Dalam pemaparannya, Nur Alim menjelaskan bahwa penegakan keadilan pemilu menjadi salah satu alasan utama kehadiran Bawaslu. Menurutnya, setiap peserta Pemilu maupun pemilih harus mendapatkan perlakuan yang sama sehingga proses demokrasi dapat berjalan secara adil dan berintegritas.
Ia menjelaskan bahwa dalam regulasi kepemiluan terdapat empat kategori pelanggaran yang menjadi fokus pengawasan Bawaslu, yakni pelanggaran administrasi pemilu, pelanggaran pidana pemilu, pelanggaran kode etik penyelenggara, serta pelanggaran peraturan perundang-undangan lainnya seperti netralitas ASN, kepala desa, maupun anggota TNI dan Polri.
“Dalam penegakan hukum pemilu, Bawaslu tidak langsung memberikan sanksi kepada pelanggar. Sebagian besar kewenangan Bawaslu adalah menerima laporan, melakukan pengawasan, mengkaji dugaan pelanggaran, lalu meneruskannya kepada lembaga yang berwenang memberikan sanksi,” jelas Nur Alim.
Ia mencontohkan, pelanggaran netralitas ASN atau Kepala Desa akan diteruskan kepada instansi terkait untuk ditindaklanjuti. Sementara pelanggaran pidana Pemilu diproses bersama Sentra Gakkumdu yang melibatkan Bawaslu, Kepolisian, dan Kejaksaan hingga akhirnya diputuskan oleh pengadilan. Adapun pelanggaran etik penyelenggara Pemilu akan diteruskan kepada Dewan Kehormatan Penyelenggara Pemilu (DKPP) sesuai kewenangannya.
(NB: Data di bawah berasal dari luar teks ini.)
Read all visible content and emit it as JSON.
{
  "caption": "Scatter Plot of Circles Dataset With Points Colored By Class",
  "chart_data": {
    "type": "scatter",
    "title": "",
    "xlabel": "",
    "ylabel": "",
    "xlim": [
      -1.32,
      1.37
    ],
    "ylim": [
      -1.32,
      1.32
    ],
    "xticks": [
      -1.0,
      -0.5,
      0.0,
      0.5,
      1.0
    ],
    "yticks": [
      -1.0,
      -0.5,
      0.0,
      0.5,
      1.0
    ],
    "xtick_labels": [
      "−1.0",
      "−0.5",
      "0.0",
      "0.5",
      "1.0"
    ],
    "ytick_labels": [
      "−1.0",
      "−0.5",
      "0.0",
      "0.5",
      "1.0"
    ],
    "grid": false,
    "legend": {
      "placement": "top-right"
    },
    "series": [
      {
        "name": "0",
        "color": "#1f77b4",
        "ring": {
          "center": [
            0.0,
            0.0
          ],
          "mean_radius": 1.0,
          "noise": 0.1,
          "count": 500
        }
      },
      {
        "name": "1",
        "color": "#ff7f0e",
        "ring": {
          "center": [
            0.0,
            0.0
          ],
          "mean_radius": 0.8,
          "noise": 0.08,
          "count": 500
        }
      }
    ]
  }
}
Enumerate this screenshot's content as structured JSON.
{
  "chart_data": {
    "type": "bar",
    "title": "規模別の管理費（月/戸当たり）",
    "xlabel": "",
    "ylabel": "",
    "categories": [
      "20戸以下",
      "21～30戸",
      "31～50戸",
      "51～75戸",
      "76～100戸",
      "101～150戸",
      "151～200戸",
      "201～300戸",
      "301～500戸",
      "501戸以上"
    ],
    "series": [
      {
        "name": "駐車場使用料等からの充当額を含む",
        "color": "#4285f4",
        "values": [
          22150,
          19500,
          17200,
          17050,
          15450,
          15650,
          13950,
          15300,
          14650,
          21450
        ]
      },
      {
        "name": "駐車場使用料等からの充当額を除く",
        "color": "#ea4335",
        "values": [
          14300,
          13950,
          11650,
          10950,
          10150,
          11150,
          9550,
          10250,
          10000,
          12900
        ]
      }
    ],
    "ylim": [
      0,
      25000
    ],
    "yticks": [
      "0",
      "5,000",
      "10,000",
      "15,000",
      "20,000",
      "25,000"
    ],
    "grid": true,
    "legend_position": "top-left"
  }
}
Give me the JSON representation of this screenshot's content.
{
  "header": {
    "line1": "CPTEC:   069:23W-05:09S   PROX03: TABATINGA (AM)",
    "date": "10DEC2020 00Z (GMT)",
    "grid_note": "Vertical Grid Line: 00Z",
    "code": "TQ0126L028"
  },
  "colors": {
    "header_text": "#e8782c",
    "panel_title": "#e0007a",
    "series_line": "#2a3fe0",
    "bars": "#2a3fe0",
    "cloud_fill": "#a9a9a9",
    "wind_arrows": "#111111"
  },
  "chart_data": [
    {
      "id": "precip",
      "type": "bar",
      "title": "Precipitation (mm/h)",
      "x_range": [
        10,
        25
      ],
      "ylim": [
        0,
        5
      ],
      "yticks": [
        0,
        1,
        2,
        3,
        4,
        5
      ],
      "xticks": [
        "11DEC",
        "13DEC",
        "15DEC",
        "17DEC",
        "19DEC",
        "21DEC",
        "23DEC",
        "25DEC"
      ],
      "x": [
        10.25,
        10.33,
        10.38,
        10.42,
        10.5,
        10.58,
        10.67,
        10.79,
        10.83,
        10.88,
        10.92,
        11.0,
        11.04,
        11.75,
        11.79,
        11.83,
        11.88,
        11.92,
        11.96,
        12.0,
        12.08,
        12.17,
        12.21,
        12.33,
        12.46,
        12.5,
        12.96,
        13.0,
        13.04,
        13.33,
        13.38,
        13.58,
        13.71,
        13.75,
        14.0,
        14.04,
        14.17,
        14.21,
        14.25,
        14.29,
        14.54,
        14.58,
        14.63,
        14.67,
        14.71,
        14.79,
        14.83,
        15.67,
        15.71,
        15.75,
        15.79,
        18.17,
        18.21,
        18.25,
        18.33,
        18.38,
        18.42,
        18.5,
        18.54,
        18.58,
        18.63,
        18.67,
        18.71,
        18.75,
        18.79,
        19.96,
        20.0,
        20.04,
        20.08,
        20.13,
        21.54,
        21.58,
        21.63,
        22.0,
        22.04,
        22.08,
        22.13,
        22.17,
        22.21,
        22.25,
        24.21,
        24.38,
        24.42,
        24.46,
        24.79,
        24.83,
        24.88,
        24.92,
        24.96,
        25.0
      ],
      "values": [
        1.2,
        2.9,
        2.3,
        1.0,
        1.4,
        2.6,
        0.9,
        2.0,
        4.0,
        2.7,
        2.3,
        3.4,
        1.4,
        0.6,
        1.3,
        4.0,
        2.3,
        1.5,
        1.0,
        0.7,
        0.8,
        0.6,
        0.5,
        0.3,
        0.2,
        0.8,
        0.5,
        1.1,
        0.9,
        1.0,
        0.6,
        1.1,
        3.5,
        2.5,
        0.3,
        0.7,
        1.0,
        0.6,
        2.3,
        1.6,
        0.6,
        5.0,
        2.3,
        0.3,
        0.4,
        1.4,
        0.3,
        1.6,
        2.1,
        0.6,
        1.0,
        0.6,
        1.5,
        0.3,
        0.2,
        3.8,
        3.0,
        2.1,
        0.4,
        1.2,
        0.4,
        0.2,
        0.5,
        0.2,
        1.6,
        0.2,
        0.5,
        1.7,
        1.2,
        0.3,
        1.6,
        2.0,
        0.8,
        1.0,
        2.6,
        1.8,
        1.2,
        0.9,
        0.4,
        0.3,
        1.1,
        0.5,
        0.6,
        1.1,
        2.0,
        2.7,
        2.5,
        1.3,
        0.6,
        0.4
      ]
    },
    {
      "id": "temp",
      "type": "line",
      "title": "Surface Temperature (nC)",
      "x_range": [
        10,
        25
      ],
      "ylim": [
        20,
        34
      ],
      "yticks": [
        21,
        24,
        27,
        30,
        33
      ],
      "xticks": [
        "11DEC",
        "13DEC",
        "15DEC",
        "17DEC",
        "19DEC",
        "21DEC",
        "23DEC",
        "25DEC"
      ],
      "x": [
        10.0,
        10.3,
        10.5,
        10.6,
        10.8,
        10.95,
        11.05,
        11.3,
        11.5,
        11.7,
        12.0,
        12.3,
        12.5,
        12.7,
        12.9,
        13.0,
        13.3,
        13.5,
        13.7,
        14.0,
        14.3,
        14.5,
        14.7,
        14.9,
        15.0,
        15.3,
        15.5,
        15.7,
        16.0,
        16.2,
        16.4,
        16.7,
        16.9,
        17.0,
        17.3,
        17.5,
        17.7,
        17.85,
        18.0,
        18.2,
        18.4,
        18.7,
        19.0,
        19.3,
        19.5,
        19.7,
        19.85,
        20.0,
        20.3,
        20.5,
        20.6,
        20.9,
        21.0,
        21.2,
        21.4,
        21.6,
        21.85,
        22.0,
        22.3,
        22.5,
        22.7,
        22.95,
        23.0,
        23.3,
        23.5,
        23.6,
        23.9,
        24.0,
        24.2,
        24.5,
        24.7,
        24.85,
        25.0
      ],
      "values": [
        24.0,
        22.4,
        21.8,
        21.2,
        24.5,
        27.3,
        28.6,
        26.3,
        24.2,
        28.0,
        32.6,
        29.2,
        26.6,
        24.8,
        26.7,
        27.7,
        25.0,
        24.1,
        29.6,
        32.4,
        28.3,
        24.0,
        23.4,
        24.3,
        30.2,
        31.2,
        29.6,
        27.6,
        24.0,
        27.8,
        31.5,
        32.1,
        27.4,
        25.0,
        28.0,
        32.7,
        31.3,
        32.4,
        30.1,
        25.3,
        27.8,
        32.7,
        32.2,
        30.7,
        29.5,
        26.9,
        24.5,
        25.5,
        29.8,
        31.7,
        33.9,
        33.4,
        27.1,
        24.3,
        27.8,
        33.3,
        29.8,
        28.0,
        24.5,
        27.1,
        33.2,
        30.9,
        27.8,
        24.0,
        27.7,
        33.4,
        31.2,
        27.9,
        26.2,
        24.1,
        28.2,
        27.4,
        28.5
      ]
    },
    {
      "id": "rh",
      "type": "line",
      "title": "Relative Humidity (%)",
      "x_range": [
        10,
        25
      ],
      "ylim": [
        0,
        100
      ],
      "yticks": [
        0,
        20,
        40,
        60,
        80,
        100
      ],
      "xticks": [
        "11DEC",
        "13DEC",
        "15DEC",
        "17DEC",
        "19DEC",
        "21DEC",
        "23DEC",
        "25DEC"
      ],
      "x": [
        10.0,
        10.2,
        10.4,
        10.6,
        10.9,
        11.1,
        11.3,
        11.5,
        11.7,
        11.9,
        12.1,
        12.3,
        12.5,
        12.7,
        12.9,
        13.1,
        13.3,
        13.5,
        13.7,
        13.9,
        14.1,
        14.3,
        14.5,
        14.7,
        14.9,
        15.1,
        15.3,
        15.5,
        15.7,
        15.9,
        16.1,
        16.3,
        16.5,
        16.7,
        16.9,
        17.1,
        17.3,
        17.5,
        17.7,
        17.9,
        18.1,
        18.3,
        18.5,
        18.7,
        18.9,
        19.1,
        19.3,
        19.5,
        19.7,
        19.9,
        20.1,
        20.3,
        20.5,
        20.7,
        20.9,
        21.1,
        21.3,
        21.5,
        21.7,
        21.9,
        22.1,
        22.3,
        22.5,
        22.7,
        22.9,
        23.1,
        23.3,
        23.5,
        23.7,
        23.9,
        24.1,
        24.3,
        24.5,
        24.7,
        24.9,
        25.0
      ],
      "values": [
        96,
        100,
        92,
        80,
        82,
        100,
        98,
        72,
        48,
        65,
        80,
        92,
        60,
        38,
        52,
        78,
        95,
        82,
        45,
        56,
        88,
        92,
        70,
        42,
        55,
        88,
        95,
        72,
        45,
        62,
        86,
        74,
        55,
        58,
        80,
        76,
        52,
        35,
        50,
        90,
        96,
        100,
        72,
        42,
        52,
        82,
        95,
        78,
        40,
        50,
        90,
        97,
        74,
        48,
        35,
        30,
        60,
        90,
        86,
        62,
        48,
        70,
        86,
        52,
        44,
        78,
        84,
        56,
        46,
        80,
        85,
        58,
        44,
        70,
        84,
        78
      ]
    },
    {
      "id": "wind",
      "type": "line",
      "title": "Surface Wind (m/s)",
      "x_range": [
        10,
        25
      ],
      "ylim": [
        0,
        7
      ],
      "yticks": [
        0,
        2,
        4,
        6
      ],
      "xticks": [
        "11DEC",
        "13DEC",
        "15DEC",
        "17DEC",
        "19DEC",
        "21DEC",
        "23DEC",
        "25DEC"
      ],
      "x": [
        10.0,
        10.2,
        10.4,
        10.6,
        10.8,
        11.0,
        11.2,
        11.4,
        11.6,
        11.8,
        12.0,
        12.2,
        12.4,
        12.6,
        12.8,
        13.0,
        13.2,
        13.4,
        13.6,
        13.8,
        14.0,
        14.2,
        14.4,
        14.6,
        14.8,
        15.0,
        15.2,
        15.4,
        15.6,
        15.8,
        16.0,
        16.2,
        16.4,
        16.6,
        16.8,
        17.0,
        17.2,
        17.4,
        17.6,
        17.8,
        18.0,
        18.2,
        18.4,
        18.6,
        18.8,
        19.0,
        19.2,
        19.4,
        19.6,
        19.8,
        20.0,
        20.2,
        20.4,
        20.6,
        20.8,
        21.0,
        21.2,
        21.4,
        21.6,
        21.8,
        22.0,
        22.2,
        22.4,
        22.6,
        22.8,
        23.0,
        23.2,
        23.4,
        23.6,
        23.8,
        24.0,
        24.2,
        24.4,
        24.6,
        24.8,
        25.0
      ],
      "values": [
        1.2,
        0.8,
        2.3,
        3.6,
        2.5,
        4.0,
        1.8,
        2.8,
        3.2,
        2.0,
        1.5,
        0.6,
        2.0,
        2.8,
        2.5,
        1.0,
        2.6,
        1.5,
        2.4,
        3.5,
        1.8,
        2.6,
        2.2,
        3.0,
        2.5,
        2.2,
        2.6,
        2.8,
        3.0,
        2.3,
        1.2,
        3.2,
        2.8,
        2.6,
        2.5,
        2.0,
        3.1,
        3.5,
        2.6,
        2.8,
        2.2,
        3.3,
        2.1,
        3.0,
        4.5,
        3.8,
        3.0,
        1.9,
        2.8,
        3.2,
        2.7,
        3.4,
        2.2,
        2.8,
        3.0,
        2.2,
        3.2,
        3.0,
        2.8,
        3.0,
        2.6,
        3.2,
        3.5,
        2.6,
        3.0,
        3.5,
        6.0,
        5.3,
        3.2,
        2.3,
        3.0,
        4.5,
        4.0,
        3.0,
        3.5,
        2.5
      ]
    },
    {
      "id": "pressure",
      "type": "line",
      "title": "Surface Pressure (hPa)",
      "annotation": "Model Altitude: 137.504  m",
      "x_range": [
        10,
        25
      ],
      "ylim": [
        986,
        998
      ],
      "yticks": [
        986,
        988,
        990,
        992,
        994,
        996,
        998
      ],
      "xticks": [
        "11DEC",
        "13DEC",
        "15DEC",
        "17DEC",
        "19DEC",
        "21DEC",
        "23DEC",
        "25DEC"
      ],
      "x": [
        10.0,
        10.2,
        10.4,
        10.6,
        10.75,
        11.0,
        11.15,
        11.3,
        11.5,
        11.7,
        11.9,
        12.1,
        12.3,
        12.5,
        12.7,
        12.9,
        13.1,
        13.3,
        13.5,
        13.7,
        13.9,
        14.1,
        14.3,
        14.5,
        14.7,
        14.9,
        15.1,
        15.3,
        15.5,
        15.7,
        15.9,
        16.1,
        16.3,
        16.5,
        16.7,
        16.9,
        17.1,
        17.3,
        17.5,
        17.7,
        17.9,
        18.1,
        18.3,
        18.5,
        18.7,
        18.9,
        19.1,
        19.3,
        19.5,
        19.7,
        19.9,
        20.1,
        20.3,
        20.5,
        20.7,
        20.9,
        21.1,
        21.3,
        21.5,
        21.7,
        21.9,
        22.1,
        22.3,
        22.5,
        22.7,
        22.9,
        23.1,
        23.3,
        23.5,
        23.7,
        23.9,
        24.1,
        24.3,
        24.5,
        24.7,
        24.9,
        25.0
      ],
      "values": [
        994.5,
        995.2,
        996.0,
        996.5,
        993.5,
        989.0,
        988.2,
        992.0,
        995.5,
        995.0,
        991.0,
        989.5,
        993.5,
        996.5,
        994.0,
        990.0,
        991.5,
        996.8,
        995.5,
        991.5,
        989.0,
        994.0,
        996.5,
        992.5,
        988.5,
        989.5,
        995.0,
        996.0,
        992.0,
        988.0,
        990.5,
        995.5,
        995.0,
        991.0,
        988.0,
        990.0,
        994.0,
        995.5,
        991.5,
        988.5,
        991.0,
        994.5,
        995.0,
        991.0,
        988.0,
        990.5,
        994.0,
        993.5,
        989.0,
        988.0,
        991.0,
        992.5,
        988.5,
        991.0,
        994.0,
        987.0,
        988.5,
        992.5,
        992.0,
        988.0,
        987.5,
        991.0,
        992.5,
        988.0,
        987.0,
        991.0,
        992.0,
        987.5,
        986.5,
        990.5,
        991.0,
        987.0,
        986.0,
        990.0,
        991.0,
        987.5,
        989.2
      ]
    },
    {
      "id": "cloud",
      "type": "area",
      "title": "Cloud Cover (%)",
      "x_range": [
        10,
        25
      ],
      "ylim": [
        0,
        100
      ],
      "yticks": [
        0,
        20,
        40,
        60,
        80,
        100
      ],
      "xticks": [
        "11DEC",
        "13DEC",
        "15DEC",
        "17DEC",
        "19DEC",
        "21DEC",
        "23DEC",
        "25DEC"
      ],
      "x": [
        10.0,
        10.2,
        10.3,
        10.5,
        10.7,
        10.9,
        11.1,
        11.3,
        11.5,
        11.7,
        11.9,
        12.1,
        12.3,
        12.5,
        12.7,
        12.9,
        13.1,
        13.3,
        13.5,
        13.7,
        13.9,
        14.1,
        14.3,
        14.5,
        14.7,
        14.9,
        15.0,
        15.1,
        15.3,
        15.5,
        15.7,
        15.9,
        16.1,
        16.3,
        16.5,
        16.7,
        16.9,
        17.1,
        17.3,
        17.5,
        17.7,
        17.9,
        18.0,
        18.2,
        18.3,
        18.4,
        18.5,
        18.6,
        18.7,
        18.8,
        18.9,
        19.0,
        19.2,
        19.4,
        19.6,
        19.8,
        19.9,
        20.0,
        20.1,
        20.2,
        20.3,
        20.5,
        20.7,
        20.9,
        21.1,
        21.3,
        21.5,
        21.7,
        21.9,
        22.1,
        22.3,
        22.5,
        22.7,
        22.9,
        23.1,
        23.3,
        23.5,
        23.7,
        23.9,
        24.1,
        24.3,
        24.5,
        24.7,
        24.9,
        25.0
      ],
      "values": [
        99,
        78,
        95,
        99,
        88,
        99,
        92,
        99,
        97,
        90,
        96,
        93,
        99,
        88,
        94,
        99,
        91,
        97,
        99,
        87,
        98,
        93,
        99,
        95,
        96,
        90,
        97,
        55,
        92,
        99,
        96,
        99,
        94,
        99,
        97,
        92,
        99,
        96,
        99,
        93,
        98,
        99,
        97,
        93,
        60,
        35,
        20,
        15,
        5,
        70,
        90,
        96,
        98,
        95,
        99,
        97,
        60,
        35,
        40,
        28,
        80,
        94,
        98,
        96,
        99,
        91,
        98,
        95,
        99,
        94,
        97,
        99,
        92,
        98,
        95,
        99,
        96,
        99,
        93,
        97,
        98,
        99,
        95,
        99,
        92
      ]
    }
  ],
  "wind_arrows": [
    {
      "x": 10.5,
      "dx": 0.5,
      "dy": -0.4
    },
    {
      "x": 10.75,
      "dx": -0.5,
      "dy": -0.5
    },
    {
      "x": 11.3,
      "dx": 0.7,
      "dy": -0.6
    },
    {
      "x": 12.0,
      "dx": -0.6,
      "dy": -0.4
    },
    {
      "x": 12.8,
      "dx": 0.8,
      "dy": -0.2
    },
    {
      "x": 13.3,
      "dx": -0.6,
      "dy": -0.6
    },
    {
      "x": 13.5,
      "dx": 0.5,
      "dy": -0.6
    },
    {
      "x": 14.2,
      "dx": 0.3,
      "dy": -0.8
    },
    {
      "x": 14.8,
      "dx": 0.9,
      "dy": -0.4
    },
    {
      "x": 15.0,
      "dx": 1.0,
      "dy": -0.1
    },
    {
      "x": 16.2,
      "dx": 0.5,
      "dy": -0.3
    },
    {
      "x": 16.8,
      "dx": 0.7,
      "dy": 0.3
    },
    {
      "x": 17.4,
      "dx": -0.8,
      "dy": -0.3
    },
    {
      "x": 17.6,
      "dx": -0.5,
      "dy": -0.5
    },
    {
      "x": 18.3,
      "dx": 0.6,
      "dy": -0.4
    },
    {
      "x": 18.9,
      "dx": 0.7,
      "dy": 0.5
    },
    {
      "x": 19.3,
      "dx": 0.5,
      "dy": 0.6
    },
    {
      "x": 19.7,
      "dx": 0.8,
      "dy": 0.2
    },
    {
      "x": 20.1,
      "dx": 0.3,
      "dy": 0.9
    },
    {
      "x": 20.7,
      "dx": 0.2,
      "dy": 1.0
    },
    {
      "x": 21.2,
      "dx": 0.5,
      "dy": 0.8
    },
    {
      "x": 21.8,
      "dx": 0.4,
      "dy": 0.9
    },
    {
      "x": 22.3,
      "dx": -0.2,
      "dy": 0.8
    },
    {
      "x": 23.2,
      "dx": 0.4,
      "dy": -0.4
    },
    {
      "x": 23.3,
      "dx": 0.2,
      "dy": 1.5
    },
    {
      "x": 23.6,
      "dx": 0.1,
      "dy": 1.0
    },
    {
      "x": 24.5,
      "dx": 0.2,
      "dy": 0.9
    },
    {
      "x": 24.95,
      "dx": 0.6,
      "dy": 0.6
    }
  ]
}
Lebih lanjut, Nur Alim menegaskan bahwa keterbatasan jumlah pengawas menjadi tantangan tersendiri dalam mengawasi seluruh wilayah Kabupaten Bone. Karena itu, kehadiran kader pengawas partisipatif dinilai sangat penting untuk membantu mendeteksi dan melaporkan dugaan pelanggaran yang terjadi di lapangan.
“Bawaslu tidak boleh hanya menunggu laporan. Kami harus aktif melakukan pengawasan. Namun dengan jumlah personel yang terbatas, kami membutuhkan dukungan masyarakat. Kader P2P inilah yang diharapkan menjadi mata dan telinga Bawaslu untuk bersama-sama menjaga proses demokrasi berjalan sesuai aturan,” tutupnya.